Ook dat hij aan die van Utrecht het voorregt heeft geschonken, van niet buiten het Sticht gedaagd te mogen worden; het geen, echter, slegts eene bevestiging was van een voorregt, aan die van ’t Sticht, weleer door Koning WILLEM, als Graaf, verleend: zo als het naderhand, door Keizer KAREL DEN V verder uitgebreid, en door Paus LEO DEN X bevestigd is, en zedert stand gehouden heeft, gelijk beweezen kan worden, uit twee Plakaaten van 1677 en 1702. Ook maakt hij gewag van eenige Sijnodaale Ordonnantiën, waar van men de uittrekzels ter boven aangeweezene plaatse vinden kan. Op het voorige gezegde maakt de niet min geleerde Aantekenaar op het Batavia Sacra deeze volgende aanmerkinge; dat ARKEL buiten raad zijnde, om het Bisdom van deszelfs schuld te ontlasten, eenigen tijd, in den aanvang van zijn bestuur, te Grenoble ging woonen, en dat hij, na Utrecht, van het beleg, hier boven gemeld, ontheven te hebben, ter bereiking van het voorgemelde oogmerk, zig naar Tours begaf. Doch hij verzuimde (zegt die Schrijver) meer dan hij won, doordien te Utrecht alles in ’t wild liep, en niemand een oog op ’s Bisschops voordeel sloeg, maar ieder zijn eigen belang behartigde.
Hij geraakte dus, na zijne terugkomst, door de menigvuldige en aanhoudende oorlogen, nog in zwaarder schulden. Waarop hij, onaangezien zijne zuinigheid, wijsheid en schranderheid, als wanhoopig zig te redden, met zes persoonen, om zijne Schuldeisschers te ontwijken, naar Rome trok, op hoop dat de tijd verandering zou baaren. Dan zijne schuldeischers, die HEDA dwinglanden noemt, maakten het zo grof, dat hij te rug moest komen; met welke komst, echter, noch hij, noch het Sticht geholpen was; vallende hem alles tegen, vreemden, onderdaanen, vrienden, ja zelfs zijn eigen broeder: zijn moed alleen behield hem, en in plaats van te bezwijken, deed hij zijne magt blijken; maakende zig meester van Wredestein en Beverwaart.

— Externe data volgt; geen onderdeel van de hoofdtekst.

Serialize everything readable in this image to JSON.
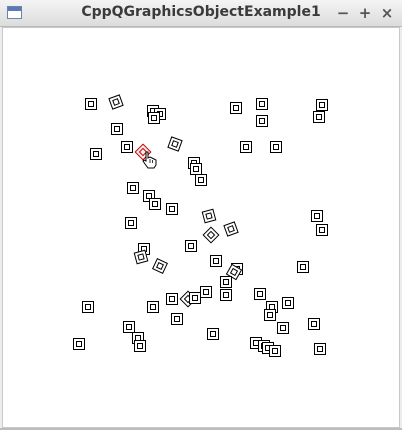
{
  "window": {
    "title": "CppQGraphicsObjectExample1",
    "minimize_label": "−",
    "maximize_label": "+",
    "close_label": "×"
  },
  "scene": {
    "item_count": 67,
    "selected_item_color": "#c00000",
    "item_color": "#000000",
    "background_color": "#ffffff"
  }
}
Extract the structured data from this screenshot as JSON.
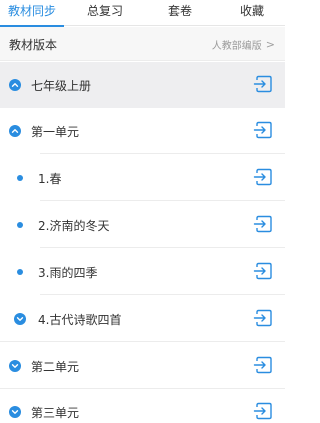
{
  "tabs": [
    {
      "label": "教材同步",
      "active": true
    },
    {
      "label": "总复习",
      "active": false
    },
    {
      "label": "套卷",
      "active": false
    },
    {
      "label": "收藏",
      "active": false
    }
  ],
  "edition": {
    "label": "教材版本",
    "value": "人教部编版",
    "chevron": ">"
  },
  "tree": {
    "grade": {
      "label": "七年级上册",
      "icon": "chevron-up-icon"
    },
    "unit1": {
      "label": "第一单元",
      "icon": "chevron-up-icon"
    },
    "lessons": [
      {
        "label": "1.春",
        "icon": "dot-icon"
      },
      {
        "label": "2.济南的冬天",
        "icon": "dot-icon"
      },
      {
        "label": "3.雨的四季",
        "icon": "dot-icon"
      },
      {
        "label": "4.古代诗歌四首",
        "icon": "chevron-down-icon"
      }
    ],
    "unit2": {
      "label": "第二单元",
      "icon": "chevron-down-icon"
    },
    "unit3": {
      "label": "第三单元",
      "icon": "chevron-down-icon"
    }
  },
  "colors": {
    "accent": "#2a8de0",
    "grade_row_bg": "#eeeef0",
    "text": "#333333",
    "muted": "#9a9a9a"
  }
}
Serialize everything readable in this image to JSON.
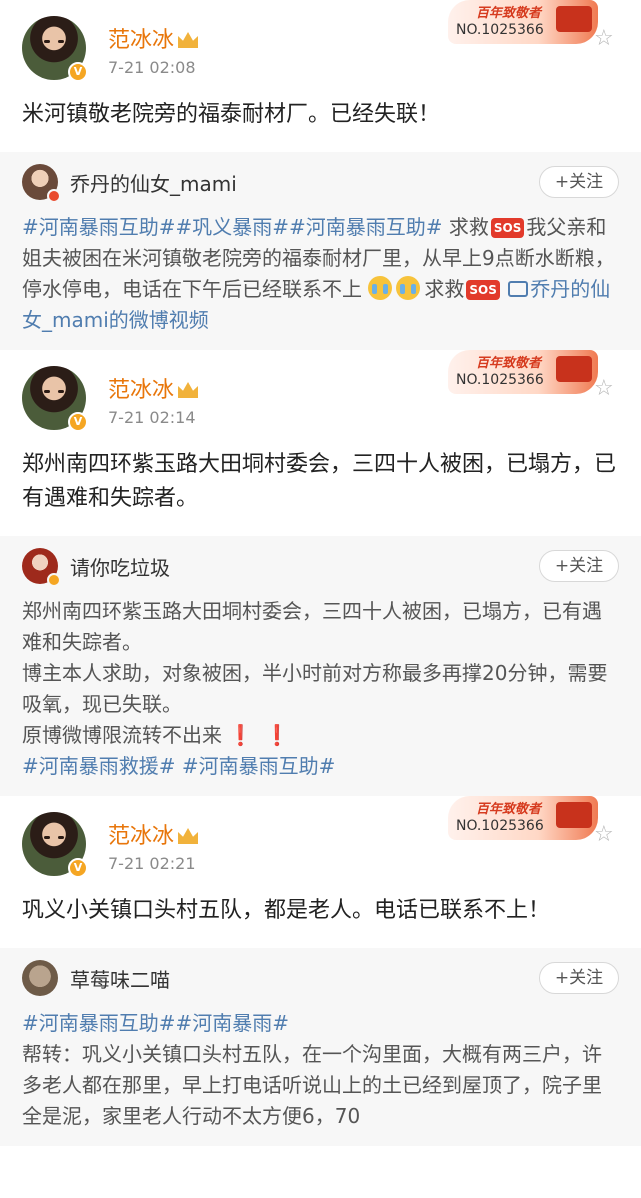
{
  "posts": [
    {
      "author": "范冰冰",
      "time": "7-21 02:08",
      "award_title": "百年致敬者",
      "award_no": "NO.1025366",
      "text": "米河镇敬老院旁的福泰耐材厂。已经失联！",
      "repost": {
        "name": "乔丹的仙女_mami",
        "follow": "+关注",
        "topics": [
          "#河南暴雨互助#",
          "#巩义暴雨#",
          "#河南暴雨互助#"
        ],
        "seg1": " 求救",
        "seg2": "我父亲和姐夫被困在米河镇敬老院旁的福泰耐材厂里，从早上9点断水断粮，停水停电，电话在下午后已经联系不上",
        "seg3": "求救",
        "sos": "SOS",
        "video_link": "乔丹的仙女_mami的微博视频"
      }
    },
    {
      "author": "范冰冰",
      "time": "7-21 02:14",
      "award_title": "百年致敬者",
      "award_no": "NO.1025366",
      "text": "郑州南四环紫玉路大田垌村委会，三四十人被困，已塌方，已有遇难和失踪者。",
      "repost": {
        "name": "请你吃垃圾",
        "follow": "+关注",
        "line1": "郑州南四环紫玉路大田垌村委会，三四十人被困，已塌方，已有遇难和失踪者。",
        "line2": "博主本人求助，对象被困，半小时前对方称最多再撑20分钟，需要吸氧，现已失联。",
        "line3": "原博微博限流转不出来",
        "excl": "❗",
        "topic1": "#河南暴雨救援#",
        "topic2": "#河南暴雨互助#"
      }
    },
    {
      "author": "范冰冰",
      "time": "7-21 02:21",
      "award_title": "百年致敬者",
      "award_no": "NO.1025366",
      "text": "巩义小关镇口头村五队，都是老人。电话已联系不上！",
      "repost": {
        "name": "草莓味二喵",
        "follow": "+关注",
        "topics": [
          "#河南暴雨互助#",
          "#河南暴雨#"
        ],
        "body": "帮转：巩义小关镇口头村五队，在一个沟里面，大概有两三户，许多老人都在那里，早上打电话听说山上的土已经到屋顶了，院子里全是泥，家里老人行动不太方便6，70"
      }
    }
  ]
}
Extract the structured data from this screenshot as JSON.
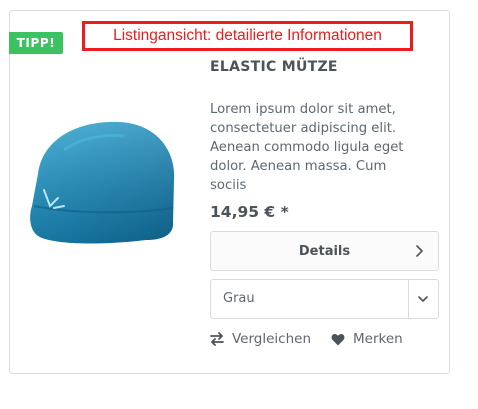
{
  "badge": {
    "label": "TIPP!"
  },
  "annotation": {
    "text": "Listingansicht: detailierte Informationen"
  },
  "product": {
    "title": "ELASTIC MÜTZE",
    "description": "Lorem ipsum dolor sit amet, consectetuer adipiscing elit. Aenean commodo ligula eget dolor. Aenean massa. Cum sociis",
    "price": "14,95 € *"
  },
  "details_button": {
    "label": "Details"
  },
  "variant_select": {
    "selected": "Grau"
  },
  "actions": {
    "compare_label": "Vergleichen",
    "remember_label": "Merken"
  },
  "colors": {
    "badge": "#3cc261",
    "annotation": "#ee1c1c",
    "product": "#1e8ab8"
  },
  "icons": {
    "details": "chevron-right-icon",
    "select": "chevron-down-icon",
    "compare": "arrows-swap-icon",
    "remember": "heart-icon"
  }
}
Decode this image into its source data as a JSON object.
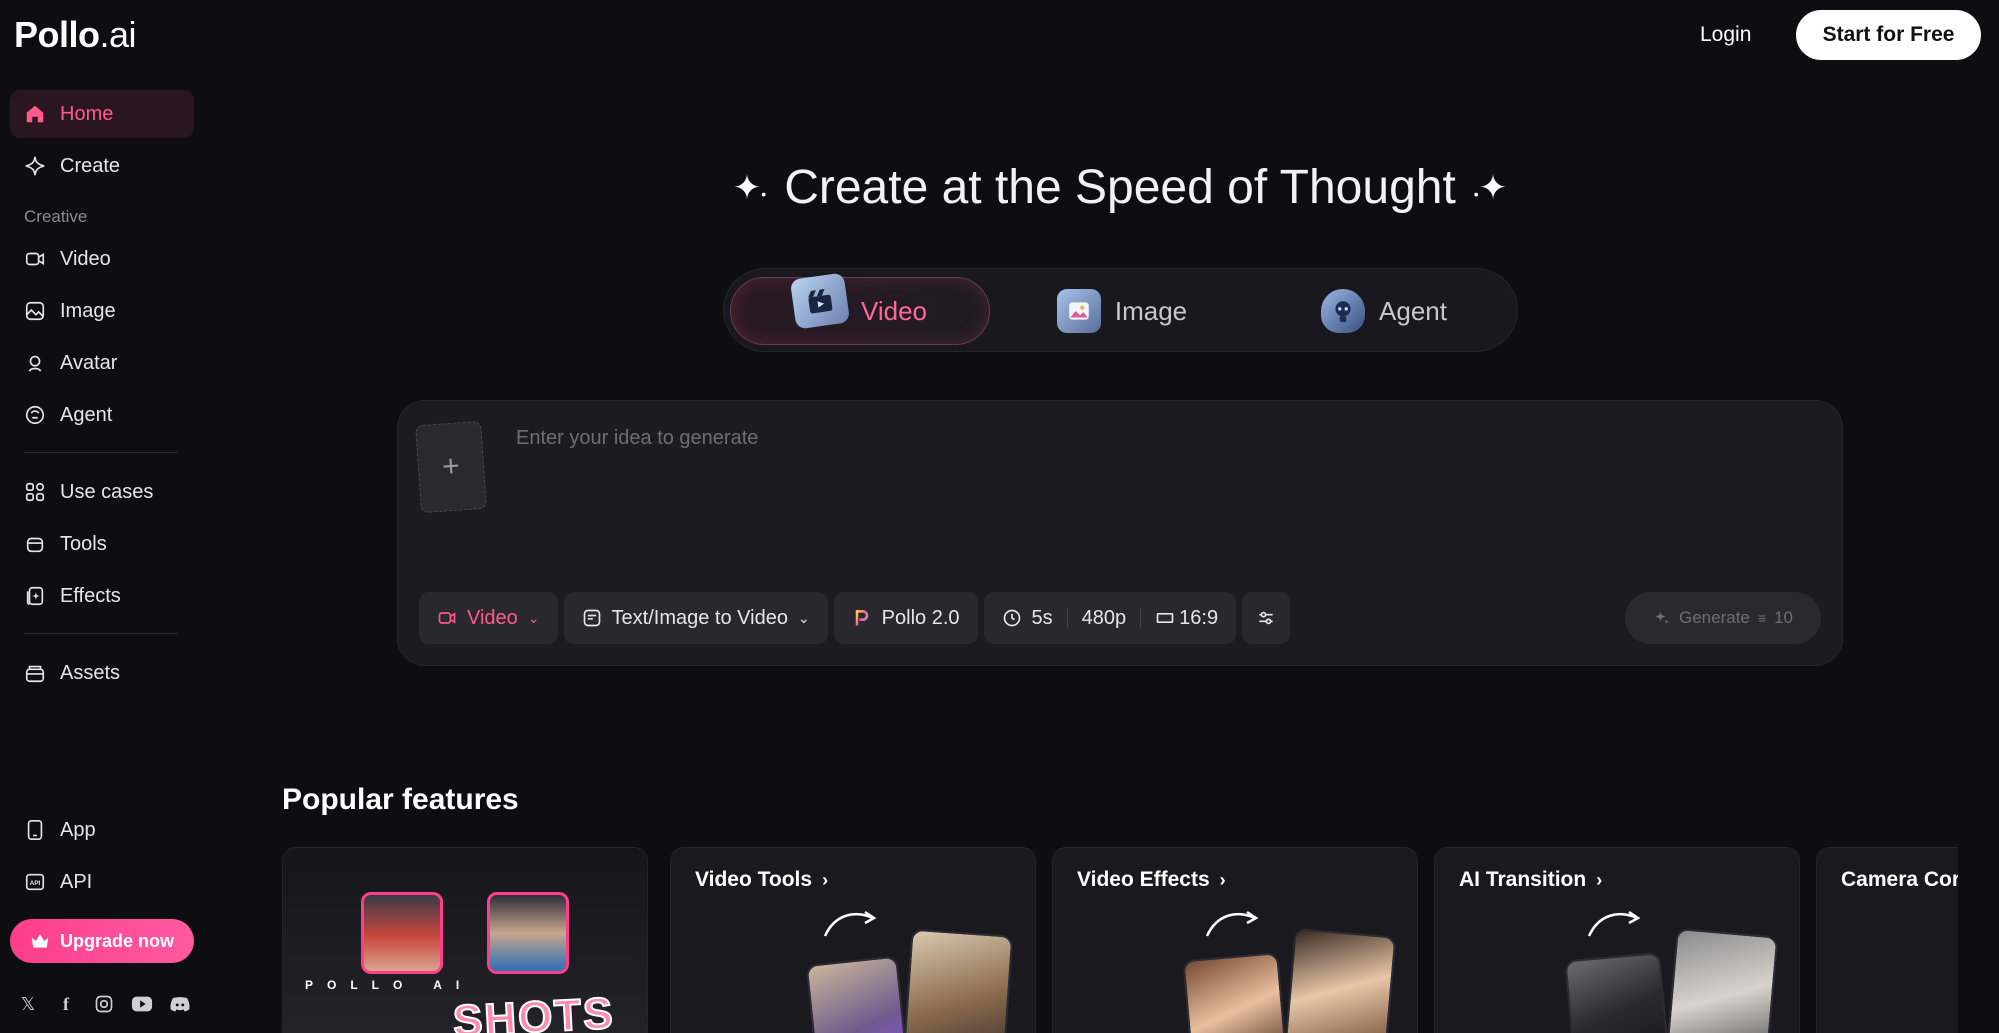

Eene tusschenkomste van het Sticht en der Stad kwam partijen te stade: zij waren zeer vergenoegd met hun uitgeschoten geld, zonder renten, te rug te ontvangen, en de plaatsen aan den Bisschop weder te mogen geeven.
In het jaar 1346 streed hij, volgens BUCHELIUS, met HUIBERT VAN KUILENBURG, ROBBERT VAN ARKEL en JACOB VAN NIEVELD, tegen drie honderd Gunterlingen, gesprooten uit de oproerige Lichtenbergen, die een zwaar oproer gestookt hadden; wordende zij ten deele uit de Stad gedreeven, ten deele op het slagveld gedood. Kort was zijn twist tegen Graaf WILLEM DEN V; en tegen Hertog REIJNOUD van Gelder; hebbende niet langer dan een Jaar geduurd.
Zie hier, tot slot, den lof, die hem, door WILLEM HEDA gegeeven wordt; deeze beschrijft hem als een man, beroemd wegens zijne vroomheid, deugdzaamheid en kloekmoedigheid; hij zegt, dat schoon hij altoos in de wapenen was, hij, echter, altoos naar den vrede haakte, en, de schulden voldaan hebbende, de vervallene Kerke weder deed opbouwen, en dezelve zo wel als de Kloosters, doordien hij de geleerdheid beminde, met schoone Boeken voorzag; dat hij milddaadig jegens zijne Vrienden, en een getrouw helper voor de deugdzaamen was; mededogend omtrent de armen; ijverig in gerechtigheid; gestreng in ’t straffen der ondeugden; betrachtende, zelfs in alle zijne tegenspoeden, de deugd, als het beste sieraad des Adeldoms.